The pot for soup is recommended to be best used as a tile pot, or a casserole with a fine texture.
Tile pots are made of quartz, feldspar, clay and other raw materials that are not easy to transfer heat with the clay, fired at high temperatures and made of aeration, good dependence, but also has the characteristics of uniform heat transfer, slow heat dissipation. When making soup, the tile pot can transfer the external heat to the internal materials in a balanced and lasting way, making the soup taste more fresh and mellow, and the ingredients more easily crispy.
The chemical properties of casserole are very stable, and the heat preservation around the pot is very good, so the water evaporation is relatively small when making soup. From the taste of soup alone, casserole soup is indeed the best. The flavor is very pure, and when you drink it, it is thick and moist. Casserole soup will use slow fire balanced meat in some free amino acids, nucleotides, oligopeptides and other fresh and sweet flavor substances are released into the soup, so the taste will be better.
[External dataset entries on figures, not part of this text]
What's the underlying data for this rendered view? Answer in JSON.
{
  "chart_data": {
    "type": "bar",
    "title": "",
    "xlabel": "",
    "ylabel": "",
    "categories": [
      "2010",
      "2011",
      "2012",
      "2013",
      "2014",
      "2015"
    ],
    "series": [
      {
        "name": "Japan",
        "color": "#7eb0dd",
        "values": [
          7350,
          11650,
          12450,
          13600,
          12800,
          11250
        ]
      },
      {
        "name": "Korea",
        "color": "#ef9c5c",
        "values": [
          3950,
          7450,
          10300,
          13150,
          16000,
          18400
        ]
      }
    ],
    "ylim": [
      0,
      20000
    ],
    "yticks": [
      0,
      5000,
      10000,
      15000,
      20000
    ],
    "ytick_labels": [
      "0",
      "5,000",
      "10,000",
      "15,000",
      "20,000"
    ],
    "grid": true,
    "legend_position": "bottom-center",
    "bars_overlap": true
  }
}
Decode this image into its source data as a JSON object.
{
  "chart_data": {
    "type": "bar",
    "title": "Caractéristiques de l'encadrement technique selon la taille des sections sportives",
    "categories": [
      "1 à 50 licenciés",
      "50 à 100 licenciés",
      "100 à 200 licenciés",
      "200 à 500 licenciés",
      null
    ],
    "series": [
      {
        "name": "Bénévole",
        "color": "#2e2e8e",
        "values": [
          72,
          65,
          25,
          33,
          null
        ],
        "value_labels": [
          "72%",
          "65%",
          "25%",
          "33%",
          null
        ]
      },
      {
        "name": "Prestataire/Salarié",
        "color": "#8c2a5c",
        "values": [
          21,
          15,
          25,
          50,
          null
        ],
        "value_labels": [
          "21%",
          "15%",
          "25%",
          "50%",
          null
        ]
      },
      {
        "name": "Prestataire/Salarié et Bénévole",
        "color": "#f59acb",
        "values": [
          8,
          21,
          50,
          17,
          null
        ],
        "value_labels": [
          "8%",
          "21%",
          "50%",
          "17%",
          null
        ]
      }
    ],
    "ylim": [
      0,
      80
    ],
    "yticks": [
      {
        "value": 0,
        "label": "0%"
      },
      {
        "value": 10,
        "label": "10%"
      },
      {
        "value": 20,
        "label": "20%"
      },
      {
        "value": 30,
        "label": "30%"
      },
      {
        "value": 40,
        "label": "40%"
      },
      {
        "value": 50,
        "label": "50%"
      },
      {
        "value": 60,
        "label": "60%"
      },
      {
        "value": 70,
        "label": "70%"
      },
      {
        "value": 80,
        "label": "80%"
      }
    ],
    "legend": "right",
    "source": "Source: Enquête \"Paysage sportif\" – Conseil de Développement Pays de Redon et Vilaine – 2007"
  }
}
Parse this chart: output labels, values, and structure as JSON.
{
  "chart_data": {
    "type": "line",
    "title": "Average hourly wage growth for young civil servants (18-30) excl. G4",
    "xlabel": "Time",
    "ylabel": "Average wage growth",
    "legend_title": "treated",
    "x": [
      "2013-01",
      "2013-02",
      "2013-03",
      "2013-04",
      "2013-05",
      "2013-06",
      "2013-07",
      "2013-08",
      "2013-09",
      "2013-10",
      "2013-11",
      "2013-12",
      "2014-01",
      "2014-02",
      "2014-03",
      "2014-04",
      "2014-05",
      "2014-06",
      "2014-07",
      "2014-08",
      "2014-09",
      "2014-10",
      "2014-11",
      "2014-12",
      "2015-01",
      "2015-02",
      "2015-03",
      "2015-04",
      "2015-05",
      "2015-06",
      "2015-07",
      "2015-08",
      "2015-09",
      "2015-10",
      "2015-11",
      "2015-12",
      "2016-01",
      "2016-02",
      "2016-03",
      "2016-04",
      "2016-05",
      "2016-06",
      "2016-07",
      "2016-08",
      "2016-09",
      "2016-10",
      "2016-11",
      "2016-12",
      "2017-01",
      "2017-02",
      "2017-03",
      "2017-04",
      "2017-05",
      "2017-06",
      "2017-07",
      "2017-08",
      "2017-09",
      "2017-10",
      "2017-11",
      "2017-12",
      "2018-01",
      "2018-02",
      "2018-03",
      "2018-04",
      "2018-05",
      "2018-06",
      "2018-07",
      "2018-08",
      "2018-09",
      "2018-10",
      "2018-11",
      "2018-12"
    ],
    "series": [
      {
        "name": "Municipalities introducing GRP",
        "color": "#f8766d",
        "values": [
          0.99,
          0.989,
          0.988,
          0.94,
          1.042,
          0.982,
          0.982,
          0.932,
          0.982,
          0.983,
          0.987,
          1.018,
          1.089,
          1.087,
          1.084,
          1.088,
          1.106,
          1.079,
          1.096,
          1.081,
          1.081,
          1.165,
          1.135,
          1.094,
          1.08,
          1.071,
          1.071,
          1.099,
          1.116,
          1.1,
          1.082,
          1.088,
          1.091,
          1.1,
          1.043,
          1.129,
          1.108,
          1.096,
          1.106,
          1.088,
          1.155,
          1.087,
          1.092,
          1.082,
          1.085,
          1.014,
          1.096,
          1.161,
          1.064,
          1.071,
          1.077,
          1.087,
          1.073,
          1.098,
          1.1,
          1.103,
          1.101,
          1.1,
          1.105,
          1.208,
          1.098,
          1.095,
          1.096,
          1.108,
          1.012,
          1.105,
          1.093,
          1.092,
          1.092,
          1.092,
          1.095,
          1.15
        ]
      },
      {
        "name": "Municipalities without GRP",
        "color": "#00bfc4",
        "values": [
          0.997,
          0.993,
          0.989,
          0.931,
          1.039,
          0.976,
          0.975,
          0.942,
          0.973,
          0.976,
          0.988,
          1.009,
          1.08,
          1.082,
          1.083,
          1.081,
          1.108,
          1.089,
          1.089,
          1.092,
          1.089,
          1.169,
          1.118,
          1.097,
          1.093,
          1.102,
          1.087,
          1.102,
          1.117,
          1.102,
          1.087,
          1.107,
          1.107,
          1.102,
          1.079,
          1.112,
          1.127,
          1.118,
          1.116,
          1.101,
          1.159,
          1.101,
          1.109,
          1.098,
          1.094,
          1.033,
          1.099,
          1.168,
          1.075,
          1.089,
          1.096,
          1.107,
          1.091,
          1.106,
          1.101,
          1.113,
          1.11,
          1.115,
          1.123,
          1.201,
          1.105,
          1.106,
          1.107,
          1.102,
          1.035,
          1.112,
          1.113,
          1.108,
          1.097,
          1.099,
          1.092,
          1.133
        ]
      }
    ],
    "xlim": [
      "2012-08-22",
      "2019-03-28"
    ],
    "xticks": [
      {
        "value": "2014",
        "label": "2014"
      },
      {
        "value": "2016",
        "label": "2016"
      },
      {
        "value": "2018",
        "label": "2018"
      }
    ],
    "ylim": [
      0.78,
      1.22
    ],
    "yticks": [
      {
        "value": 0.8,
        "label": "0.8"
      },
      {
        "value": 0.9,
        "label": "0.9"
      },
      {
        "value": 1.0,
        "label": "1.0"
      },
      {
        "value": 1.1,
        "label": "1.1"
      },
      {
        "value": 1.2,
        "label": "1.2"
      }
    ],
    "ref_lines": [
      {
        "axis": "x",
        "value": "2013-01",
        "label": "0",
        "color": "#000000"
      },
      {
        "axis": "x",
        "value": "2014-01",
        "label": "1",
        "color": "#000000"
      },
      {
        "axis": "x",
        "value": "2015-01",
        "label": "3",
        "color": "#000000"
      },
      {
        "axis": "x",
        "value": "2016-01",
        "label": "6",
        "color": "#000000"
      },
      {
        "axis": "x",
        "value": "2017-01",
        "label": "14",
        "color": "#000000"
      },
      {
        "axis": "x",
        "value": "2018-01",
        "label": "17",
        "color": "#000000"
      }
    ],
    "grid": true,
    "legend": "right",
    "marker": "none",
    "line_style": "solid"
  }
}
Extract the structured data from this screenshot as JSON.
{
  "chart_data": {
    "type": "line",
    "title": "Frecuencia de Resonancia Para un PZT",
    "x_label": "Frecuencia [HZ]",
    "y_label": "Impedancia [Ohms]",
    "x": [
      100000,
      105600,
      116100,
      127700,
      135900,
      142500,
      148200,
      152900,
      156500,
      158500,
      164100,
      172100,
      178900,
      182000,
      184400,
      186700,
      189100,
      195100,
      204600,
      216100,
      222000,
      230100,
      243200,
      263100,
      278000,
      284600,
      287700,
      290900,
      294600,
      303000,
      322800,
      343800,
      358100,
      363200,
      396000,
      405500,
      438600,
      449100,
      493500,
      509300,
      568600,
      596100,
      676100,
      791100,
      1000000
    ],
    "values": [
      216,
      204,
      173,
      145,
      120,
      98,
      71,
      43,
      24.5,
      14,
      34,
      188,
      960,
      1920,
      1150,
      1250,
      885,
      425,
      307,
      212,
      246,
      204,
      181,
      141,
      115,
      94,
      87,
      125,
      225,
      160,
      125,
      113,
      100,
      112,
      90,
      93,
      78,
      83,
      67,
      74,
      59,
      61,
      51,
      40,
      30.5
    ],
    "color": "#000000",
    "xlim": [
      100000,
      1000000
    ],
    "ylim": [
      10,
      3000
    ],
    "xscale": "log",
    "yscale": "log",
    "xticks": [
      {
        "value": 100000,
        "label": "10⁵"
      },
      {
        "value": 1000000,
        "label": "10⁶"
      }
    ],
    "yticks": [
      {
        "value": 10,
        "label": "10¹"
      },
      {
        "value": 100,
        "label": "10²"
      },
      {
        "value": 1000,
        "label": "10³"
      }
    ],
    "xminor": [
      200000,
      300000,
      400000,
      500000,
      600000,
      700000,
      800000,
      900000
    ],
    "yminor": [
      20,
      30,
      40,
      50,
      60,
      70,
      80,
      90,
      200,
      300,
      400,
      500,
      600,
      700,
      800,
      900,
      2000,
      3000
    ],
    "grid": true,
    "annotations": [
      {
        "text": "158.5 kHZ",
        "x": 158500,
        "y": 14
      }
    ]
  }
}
Precautions for making soup
The key to simmering soup is to boil over a high fire and simmer slowly over a low fire. This can make the food within the protein leachate and other fresh and fragrant substances as much as possible to dissolve out, in order to achieve the purpose of fresh mellow flavor. Only the fire can make the leachate dissolved more, the soup can be clear, and thick mellow.
In the process of making soup, never use high fire to make soup, if you keep using high fire to make soup, the water inside the soup will evaporate especially fast. In the beginning, you can use high heat to make soup, but in the process of making soup, you must use low heat, so that the water inside the soup will not be lost too quickly.
Water is both a solvent for freshly flavored food and a medium for heat transfer. Changes in the temperature of the water and the amount of water used have a direct impact on the flavor of the soup. The amount of water is generally simmering soup of the weight of the main food 3 times, at the same time should make the food and cold water *** with the heat, neither directly with boiling water simmering soup, do not add cold water in the middle of the soup, in order to make the nutrients in the food slowly overflow, and ultimately to achieve the effect of the soup color is clear.